Hattori Sachiko
Department of Endocrinology and Metabolism, Tohto Clinic, 4-1, Kioi-Cho, Chiyoda-Ku, Tokyo, 102-0094 Japan.
Diabetol Metab Syndr. 2018 Dec 18;10:93. doi: 10.1186/s13098-018-0395-5. eCollection 2018.
Inflammation might be a pathological mediator of cardiovascular events in patients with type 2 diabetes and high cardiovascular risk.

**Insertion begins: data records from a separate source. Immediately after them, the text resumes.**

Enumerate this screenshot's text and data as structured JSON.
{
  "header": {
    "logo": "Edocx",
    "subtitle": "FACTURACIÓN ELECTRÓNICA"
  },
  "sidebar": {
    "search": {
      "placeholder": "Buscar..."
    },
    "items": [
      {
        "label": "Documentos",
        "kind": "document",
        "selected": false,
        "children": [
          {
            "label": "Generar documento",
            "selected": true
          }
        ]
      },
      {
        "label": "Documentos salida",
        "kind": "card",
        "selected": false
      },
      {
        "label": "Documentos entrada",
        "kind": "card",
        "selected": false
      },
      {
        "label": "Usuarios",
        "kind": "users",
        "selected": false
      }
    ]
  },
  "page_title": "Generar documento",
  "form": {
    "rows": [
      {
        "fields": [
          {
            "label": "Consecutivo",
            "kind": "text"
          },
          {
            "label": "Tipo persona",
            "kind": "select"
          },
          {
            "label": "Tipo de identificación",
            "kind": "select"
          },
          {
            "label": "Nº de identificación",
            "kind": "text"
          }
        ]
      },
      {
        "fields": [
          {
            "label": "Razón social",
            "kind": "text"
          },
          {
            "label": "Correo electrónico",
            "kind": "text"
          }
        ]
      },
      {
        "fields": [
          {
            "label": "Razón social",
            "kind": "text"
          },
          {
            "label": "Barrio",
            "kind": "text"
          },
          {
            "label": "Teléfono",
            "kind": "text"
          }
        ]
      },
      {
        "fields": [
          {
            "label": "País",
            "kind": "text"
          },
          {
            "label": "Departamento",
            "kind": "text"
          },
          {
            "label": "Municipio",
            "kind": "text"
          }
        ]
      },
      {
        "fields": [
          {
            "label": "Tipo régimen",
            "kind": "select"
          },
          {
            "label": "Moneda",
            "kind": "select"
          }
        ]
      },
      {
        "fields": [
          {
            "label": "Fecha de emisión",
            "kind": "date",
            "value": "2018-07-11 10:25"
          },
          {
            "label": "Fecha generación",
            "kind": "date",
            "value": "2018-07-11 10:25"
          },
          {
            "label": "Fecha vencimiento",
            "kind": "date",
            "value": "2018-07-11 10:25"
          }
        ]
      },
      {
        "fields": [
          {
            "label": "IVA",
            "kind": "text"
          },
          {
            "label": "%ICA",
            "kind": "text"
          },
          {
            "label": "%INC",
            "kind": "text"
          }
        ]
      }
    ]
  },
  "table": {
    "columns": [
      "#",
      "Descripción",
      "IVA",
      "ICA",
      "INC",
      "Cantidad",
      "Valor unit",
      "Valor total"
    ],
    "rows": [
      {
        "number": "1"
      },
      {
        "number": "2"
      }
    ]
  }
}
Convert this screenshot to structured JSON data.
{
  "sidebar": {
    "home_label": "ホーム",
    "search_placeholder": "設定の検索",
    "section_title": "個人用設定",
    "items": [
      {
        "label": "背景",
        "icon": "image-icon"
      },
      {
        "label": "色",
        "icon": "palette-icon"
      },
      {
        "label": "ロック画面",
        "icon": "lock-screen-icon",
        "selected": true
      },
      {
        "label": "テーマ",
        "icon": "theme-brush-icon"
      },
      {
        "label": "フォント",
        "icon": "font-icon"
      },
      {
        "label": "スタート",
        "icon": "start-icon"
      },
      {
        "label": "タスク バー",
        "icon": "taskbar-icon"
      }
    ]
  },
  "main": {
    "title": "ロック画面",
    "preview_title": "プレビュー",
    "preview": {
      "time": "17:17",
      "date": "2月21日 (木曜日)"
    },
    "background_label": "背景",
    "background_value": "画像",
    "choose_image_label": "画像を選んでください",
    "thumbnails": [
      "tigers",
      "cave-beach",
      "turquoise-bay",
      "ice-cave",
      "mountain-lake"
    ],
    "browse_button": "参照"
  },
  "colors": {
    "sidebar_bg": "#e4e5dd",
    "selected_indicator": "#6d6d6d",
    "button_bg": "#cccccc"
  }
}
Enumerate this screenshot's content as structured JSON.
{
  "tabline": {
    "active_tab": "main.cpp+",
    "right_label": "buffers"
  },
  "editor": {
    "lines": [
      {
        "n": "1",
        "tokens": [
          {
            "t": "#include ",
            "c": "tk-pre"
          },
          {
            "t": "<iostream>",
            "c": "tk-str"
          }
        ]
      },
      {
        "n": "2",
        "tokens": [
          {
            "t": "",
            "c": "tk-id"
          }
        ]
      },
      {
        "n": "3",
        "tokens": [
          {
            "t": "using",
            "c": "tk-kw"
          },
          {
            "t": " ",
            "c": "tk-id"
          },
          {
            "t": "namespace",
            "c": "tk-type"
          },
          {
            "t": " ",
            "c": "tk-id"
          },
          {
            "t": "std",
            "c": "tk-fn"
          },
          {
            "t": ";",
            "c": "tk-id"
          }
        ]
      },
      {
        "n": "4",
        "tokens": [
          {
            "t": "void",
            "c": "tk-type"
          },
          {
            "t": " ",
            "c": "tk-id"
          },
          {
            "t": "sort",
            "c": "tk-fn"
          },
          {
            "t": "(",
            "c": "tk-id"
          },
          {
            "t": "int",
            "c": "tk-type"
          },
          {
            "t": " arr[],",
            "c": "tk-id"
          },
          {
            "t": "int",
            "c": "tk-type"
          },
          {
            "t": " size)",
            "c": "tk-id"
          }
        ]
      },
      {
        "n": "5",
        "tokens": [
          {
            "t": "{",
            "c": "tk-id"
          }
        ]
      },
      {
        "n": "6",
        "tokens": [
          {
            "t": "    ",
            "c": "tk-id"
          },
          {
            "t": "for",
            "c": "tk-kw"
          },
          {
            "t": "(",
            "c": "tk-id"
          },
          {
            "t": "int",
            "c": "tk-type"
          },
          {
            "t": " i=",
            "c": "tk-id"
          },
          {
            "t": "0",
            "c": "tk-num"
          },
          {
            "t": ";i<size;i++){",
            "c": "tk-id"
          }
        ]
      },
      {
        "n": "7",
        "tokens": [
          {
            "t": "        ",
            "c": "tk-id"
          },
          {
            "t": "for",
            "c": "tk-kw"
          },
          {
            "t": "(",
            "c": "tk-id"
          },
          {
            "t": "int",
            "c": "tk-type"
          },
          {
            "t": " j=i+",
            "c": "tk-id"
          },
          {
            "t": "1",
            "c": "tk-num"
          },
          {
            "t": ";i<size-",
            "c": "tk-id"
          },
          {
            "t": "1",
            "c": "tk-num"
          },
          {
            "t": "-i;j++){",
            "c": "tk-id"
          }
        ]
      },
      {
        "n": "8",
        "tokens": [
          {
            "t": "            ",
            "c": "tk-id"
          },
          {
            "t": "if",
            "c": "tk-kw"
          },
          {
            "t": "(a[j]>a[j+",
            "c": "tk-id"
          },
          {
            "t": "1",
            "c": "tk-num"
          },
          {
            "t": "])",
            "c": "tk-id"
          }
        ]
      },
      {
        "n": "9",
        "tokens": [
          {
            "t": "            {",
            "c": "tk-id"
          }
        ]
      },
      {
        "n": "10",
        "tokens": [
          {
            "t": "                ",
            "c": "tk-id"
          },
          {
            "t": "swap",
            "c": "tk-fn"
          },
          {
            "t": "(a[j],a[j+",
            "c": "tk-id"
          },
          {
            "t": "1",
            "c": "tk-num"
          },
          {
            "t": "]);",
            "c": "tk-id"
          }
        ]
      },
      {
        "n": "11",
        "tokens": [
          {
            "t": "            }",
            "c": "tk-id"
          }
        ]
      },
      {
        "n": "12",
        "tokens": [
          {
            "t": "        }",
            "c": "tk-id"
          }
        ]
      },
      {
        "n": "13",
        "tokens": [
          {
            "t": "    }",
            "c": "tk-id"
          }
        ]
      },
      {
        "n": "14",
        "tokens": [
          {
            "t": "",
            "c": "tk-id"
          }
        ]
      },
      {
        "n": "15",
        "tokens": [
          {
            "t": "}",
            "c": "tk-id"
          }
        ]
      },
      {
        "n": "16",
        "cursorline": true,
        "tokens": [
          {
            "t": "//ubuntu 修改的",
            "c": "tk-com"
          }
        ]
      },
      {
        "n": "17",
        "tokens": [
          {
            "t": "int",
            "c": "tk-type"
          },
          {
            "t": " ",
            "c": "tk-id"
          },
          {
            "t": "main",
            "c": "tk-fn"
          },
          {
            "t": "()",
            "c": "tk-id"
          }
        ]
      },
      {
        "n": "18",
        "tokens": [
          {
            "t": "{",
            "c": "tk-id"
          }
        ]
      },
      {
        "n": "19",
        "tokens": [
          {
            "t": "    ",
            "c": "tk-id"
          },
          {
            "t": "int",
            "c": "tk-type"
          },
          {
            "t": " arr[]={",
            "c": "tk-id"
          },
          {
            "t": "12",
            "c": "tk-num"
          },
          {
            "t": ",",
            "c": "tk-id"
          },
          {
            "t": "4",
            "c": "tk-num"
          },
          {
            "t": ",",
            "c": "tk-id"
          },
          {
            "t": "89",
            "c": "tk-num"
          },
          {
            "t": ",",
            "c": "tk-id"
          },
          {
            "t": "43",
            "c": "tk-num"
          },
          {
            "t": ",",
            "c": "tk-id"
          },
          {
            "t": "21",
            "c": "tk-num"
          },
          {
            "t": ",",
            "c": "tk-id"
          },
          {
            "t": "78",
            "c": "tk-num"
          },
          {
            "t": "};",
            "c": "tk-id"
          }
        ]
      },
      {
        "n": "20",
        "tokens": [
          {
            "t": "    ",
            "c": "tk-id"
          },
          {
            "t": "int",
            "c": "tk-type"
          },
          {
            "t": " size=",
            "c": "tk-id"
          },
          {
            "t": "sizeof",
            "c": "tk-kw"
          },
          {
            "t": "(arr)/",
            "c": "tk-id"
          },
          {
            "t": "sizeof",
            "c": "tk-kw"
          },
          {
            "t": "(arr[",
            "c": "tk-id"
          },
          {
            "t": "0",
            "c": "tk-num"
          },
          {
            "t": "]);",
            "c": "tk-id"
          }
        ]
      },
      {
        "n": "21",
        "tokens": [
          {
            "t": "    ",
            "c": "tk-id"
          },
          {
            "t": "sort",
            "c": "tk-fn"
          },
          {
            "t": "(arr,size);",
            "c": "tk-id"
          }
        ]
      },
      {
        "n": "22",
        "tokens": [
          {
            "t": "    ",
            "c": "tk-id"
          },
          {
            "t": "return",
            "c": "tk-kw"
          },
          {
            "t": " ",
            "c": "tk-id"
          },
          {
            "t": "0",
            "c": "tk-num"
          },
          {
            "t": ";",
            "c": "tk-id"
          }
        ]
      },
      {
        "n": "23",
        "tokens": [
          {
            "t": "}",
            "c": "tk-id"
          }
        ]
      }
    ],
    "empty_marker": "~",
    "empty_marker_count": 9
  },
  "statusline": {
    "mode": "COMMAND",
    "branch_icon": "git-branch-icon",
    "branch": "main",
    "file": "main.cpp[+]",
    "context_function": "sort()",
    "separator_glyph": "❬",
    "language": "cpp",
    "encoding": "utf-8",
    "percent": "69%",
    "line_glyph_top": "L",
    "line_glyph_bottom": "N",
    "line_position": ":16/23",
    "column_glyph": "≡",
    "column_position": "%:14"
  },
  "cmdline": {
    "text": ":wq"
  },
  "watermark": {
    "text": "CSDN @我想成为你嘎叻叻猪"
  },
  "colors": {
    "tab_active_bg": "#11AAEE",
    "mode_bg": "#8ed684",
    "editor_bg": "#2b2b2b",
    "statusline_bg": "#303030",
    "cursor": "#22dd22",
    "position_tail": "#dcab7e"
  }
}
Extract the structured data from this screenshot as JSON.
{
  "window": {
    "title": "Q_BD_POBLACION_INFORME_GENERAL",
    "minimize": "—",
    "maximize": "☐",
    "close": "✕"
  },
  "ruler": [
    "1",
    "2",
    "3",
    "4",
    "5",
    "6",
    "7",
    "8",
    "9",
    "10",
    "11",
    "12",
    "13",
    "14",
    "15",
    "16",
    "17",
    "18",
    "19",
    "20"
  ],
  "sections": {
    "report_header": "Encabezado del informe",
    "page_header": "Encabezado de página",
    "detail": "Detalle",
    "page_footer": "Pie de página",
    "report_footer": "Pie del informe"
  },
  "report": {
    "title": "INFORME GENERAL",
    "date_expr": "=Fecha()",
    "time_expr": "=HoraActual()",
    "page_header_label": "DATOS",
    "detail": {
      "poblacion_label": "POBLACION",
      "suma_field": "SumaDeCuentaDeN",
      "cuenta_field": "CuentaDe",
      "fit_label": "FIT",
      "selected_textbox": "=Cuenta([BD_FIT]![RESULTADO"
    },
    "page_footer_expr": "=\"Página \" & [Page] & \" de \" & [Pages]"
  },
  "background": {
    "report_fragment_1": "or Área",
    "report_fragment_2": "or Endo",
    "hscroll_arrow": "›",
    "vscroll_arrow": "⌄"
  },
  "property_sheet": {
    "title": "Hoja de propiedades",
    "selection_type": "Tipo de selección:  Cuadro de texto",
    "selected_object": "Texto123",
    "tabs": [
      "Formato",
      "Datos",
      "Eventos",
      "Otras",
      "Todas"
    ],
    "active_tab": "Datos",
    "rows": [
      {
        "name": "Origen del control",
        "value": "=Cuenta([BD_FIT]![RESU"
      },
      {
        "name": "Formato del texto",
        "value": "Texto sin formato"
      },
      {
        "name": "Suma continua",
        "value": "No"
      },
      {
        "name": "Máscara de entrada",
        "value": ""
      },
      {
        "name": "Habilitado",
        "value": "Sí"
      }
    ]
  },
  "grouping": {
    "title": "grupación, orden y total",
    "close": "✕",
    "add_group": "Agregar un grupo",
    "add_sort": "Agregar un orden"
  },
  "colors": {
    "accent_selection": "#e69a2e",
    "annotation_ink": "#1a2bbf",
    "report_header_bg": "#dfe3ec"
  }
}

We investigated whether empagliflozin (EMPA) exerts anti-inflammatory effects that are reflected in decreased high-sensitivity C-reactive protein (hsCRP) values. Patients were allocated to receive a placebo (n = 51) or EMPA (n = 51) as an add-on treatment. Fasting blood samples were collected before and every 3 months after this intervention for 1 year.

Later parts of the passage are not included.